Columbia, South Carolina
The UBI program initiated in Columbia, South Carolina, offers a monthly payment of $500 to struggling fathers. The direct payment program is called Columbia Life Improvement Monetary Boost (CLIMB) and allows dads to use the money on anything, including food, car repairs, and entertaining their children. While the program only includes 100 fathers right now, the goal is to learn if the extra funds will help to strengthen families and the communities in which they live.
Durham, North Carolina
115 formerly incarcerated Durham residents are taking part in the Excel pilot program for one year. To qualify, a resident must have been incarcerated within the past five years and have an annual income that does not exceed 60% of the area's median income. For one year, these residents will receive $500 per month.
Georgia offers two UBI programs. One is designed to help low-income residents of the state, and the other is geared toward women.
Through a program called IMPACT, 300 Atlanta residents are receiving $500 per month to help with bills. To qualify, a participant had to be at least 18 years old and live below 200% of the federal poverty line.
Georgia's other program, called Georgia Resilience and Opportunity Fund, gives 650 Black women $850 monthly payments over the next two years.
Los Angeles, California
3,200 low-income families are receiving $1,000 per month for a year in hopes that the stimulus funds will prevent them from falling further into poverty. To qualify, applicants have to live within the city of Los Angeles, have an income below the federal poverty level, be pregnant (or have at least one dependent child), be 18 years of age or older, and have experienced medical or financial hardship due to COVID-19.
Newark, New Jersey
Newark is sending funds to 400 families as part of their Guaranteed Income Pilot Program. Half of the participants receive $250 every other week, while the other half receives two payments of $3,000 annually. By the time the two-year pilot program is over, each family will have received a total of $12,000. Like other stimulus programs, participants must meet requirements. In this case, they must be at least 18 years of age, have an annual income at or below 200% of the federal poverty line, and be adversely impacted by COVID-19.
New Orleans, Louisiana
For 10 months, teens in New Orleans will receive $350 monthly as part of the state's financial literacy program. The goal of the program is to fight poverty and income inequality.
New York State
Through the Creatives Rebuild New York (CRNY) initiative, 2,400 artists with financial needs will receive a monthly payment. Although the program does not specify how much each payment will be, CRNY appears to be following the blueprint of a similar program offered in San Francisco. There, artists are receiving $1,000 per month.

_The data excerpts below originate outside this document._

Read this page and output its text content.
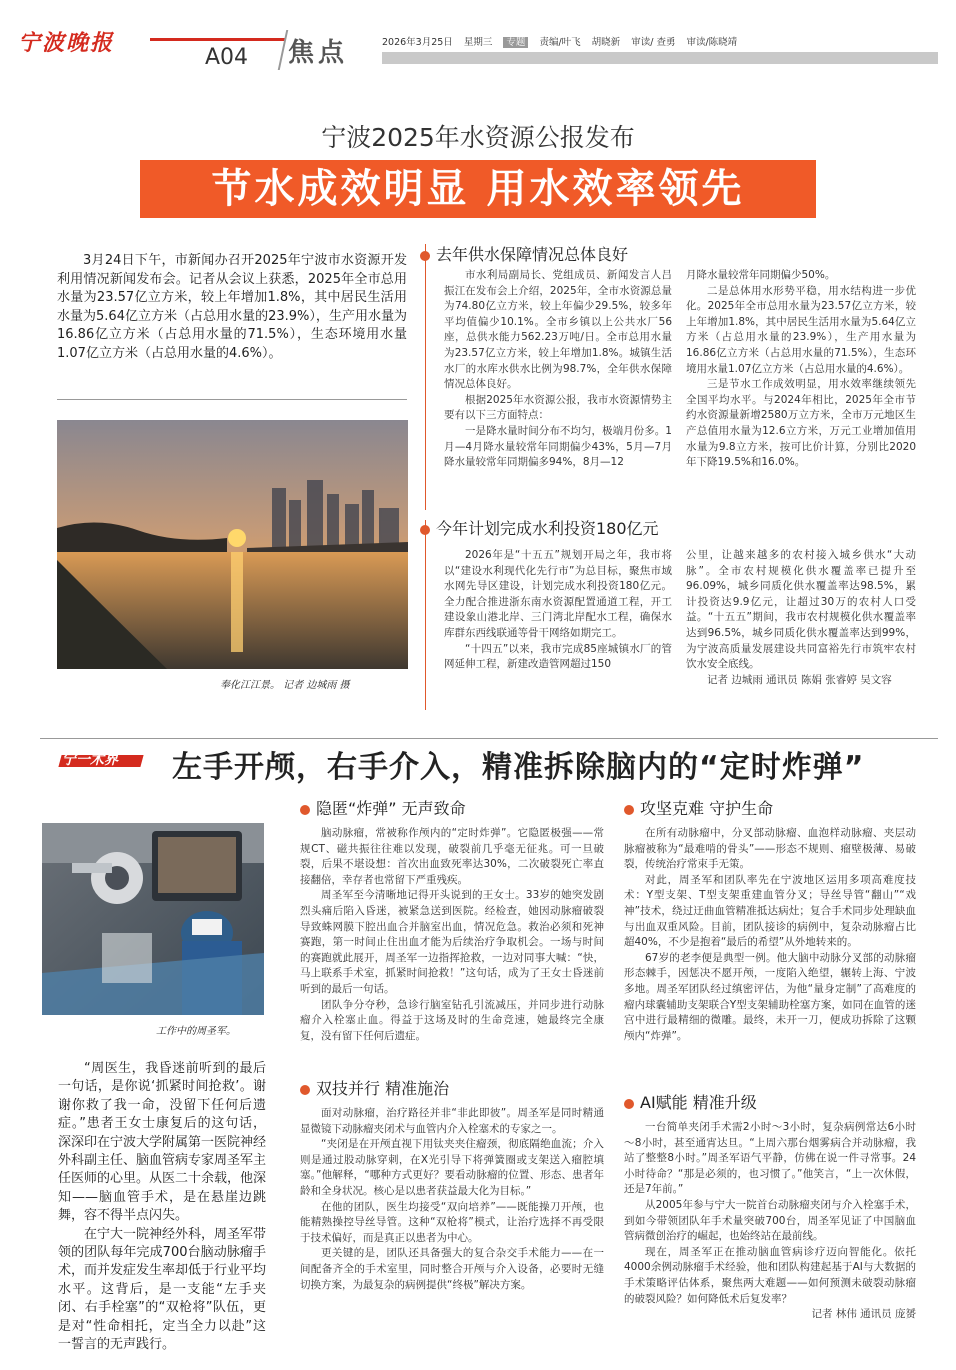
宁波晚报
A04 焦点	2026年3月25日 星期三 专题 责编/叶飞 胡晓新 审读/ 查勇 审读/陈晓靖
宁波2025年水资源公报发布
节水成效明显 用水效率领先
3月24日下午，市新闻办召开2025年宁波市水资源开发利用情况新闻发布会。记者从会议上获悉，2025年全市总用水量为23.57亿立方米，较上年增加1.8%，其中居民生活用水量为5.64亿立方米（占总用水量的23.9%），生产用水量为16.86亿立方米（占总用水量的71.5%），生态环境用水量1.07亿立方米（占总用水量的4.6%）。
奉化江江景。 记者 边城雨 摄
去年供水保障情况总体良好

市水利局副局长、党组成员、新闻发言人吕振江在发布会上介绍，2025年，全市水资源总量为74.80亿立方米，较上年偏少29.5%，较多年平均值偏少10.1%。全市乡镇以上公共水厂56座，总供水能力562.23万吨/日。全市总用水量为23.57亿立方米，较上年增加1.8%。城镇生活水厂的水库水供水比例为98.7%，全年供水保障情况总体良好。

根据2025年水资源公报，我市水资源情势主要有以下三方面特点：

一是降水量时间分布不均匀，极端月份多。1月—4月降水量较常年同期偏少43%，5月—7月降水量较常年同期偏多94%，8月—12

月降水量较常年同期偏少50%。

二是总体用水形势平稳，用水结构进一步优化。2025年全市总用水量为23.57亿立方米，较上年增加1.8%，其中居民生活用水量为5.64亿立方米（占总用水量的23.9%），生产用水量为16.86亿立方米（占总用水量的71.5%），生态环境用水量1.07亿立方米（占总用水量的4.6%）。

三是节水工作成效明显，用水效率继续领先全国平均水平。与2024年相比，2025年全市节约水资源量新增2580万立方米，全市万元地区生产总值用水量为12.6立方米，万元工业增加值用水量为9.8立方米，按可比价计算，分别比2020年下降19.5%和16.0%。

今年计划完成水利投资180亿元

2026年是“十五五”规划开局之年，我市将以“建设水利现代化先行市”为总目标，聚焦市域水网先导区建设，计划完成水利投资180亿元。全力配合推进浙东南水资源配置通道工程，开工建设象山港北岸、三门湾北岸配水工程，确保水库群东西线联通等骨干网络如期完工。

“十四五”以来，我市完成85座城镇水厂的管网延伸工程，新建改造管网超过150

公里，让越来越多的农村接入城乡供水“大动脉”。全市农村规模化供水覆盖率已提升至96.09%，城乡同质化供水覆盖率达98.5%，累计投资达9.9亿元，让超过30万的农村人口受益。“十五五”期间，我市农村规模化供水覆盖率达到96.5%，城乡同质化供水覆盖率达到99%，为宁波高质量发展建设共同富裕先行市筑牢农村饮水安全底线。

记者 边城雨 通讯员 陈娟 张睿婷 吴文容

宁一术界 左手开颅，右手介入，精准拆除脑内的“定时炸弹”
工作中的周圣军。

“周医生，我昏迷前听到的最后一句话，是你说‘抓紧时间抢救’。谢谢你救了我一命，没留下任何后遗症。”患者王女士康复后的这句话，深深印在宁波大学附属第一医院神经外科副主任、脑血管病专家周圣军主任医师的心里。从医二十余载，他深知——脑血管手术，是在悬崖边跳舞，容不得半点闪失。

在宁大一院神经外科，周圣军带领的团队每年完成700台脑动脉瘤手术，而并发症发生率却低于行业平均水平。这背后，是一支能“左手夹闭、右手栓塞”的“双枪将”队伍，更是对“性命相托，定当全力以赴”这一誓言的无声践行。

隐匿“炸弹” 无声致命

脑动脉瘤，常被称作颅内的“定时炸弹”。它隐匿极强——常规CT、磁共振往往难以发现，破裂前几乎毫无征兆。可一旦破裂，后果不堪设想：首次出血致死率达30%，二次破裂死亡率直接翻倍，幸存者也常留下严重残疾。

周圣军至今清晰地记得开头说到的王女士。33岁的她突发剧烈头痛后陷入昏迷，被紧急送到医院。经检查，她因动脉瘤破裂导致蛛网膜下腔出血合并脑室出血，情况危急。救治必须和死神赛跑，第一时间止住出血才能为后续治疗争取机会。一场与时间的赛跑就此展开，周圣军一边指挥抢救，一边对同事大喊：“快，马上联系手术室，抓紧时间抢救！”这句话，成为了王女士昏迷前听到的最后一句话。

团队争分夺秒，急诊行脑室钻孔引流减压，并同步进行动脉瘤介入栓塞止血。得益于这场及时的生命竞速，她最终完全康复，没有留下任何后遗症。

双技并行 精准施治

面对动脉瘤，治疗路径并非“非此即彼”。周圣军是同时精通显微镜下动脉瘤夹闭术与血管内介入栓塞术的专家之一。

“夹闭是在开颅直视下用钛夹夹住瘤颈，彻底隔绝血流；介入则是通过股动脉穿刺，在X光引导下将弹簧圈或支架送入瘤腔填塞。”他解释，“哪种方式更好？要看动脉瘤的位置、形态、患者年龄和全身状况。核心是以患者获益最大化为目标。”

在他的团队，医生均接受“双向培养”——既能操刀开颅，也能精熟操控导丝导管。这种“双枪将”模式，让治疗选择不再受限于技术偏好，而是真正以患者为中心。

更关键的是，团队还具备强大的复合杂交手术能力——在一间配备齐全的手术室里，同时整合开颅与介入设备，必要时无缝切换方案，为最复杂的病例提供“终极”解决方案。

攻坚克难 守护生命

在所有动脉瘤中，分叉部动脉瘤、血泡样动脉瘤、夹层动脉瘤被称为“最难啃的骨头”——形态不规则、瘤壁极薄、易破裂，传统治疗常束手无策。

对此，周圣军和团队率先在宁波地区运用多项高难度技术：Y型支架、T型支架重建血管分叉；导丝导管“翻山”“戏神”技术，绕过迂曲血管精准抵达病灶；复合手术同步处理缺血与出血双重风险。目前，团队接诊的病例中，复杂动脉瘤占比超40%，不少是抱着“最后的希望”从外地转来的。

67岁的老李便是典型一例。他大脑中动脉分叉部的动脉瘤形态棘手，因惩决不愿开颅，一度陷入绝望，辗转上海、宁波多地。周圣军团队经过缜密评估，为他“量身定制”了高难度的瘤内球囊辅助支架联合Y型支架辅助栓塞方案，如同在血管的迷宫中进行最精细的微雕。最终，未开一刀，便成功拆除了这颗颅内“炸弹”。

AI赋能 精准升级

一台简单夹闭手术需2小时～3小时，复杂病例常达6小时～8小时，甚至通宵达旦。“上周六那台烟雾病合并动脉瘤，我站了整整8小时。”周圣军语气平静，仿佛在说一件寻常事。24小时待命？“那是必须的，也习惯了。”他笑言，“上一次休假，还是7年前。”

从2005年参与宁大一院首台动脉瘤夹闭与介入栓塞手术，到如今带领团队年手术量突破700台，周圣军见证了中国脑血管病微创治疗的崛起，也始终站在最前线。

现在，周圣军正在推动脑血管病诊疗迈向智能化。依托4000余例动脉瘤手术经验，他和团队构建起基于AI与大数据的手术策略评估体系，聚焦两大难题——如何预测未破裂动脉瘤的破裂风险？如何降低术后复发率？

记者 林伟 通讯员 庞赟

Pittsburgh is another city looking out for low-income residents by providing 200 households with $500 monthly payments for two years.
Rochester, New York
In Rochester, 175 families will receive $500 monthly payments for 12 months through a two-year pilot program approved by the Rochester city council. After the first 12 months expire, another 175 low-income families will begin receiving $500 monthly payments. To qualify, households must be at or below 200% of the federal poverty level.
Low-income families with at least one child between the ages of 3 and 20 are eligible for payments of $660 monthly. The city accepted applications through mid-January for the 12-month program.
In Washington D.C., 132 new and expectant mothers in Wards 5, 7, and 8 will receive $900 per month for one year through the Strong Families, Strong Future DC program.
As it becomes increasingly apparent that lawmakers are not interested in working together, it may increasingly fall to cities and states to take care of their own.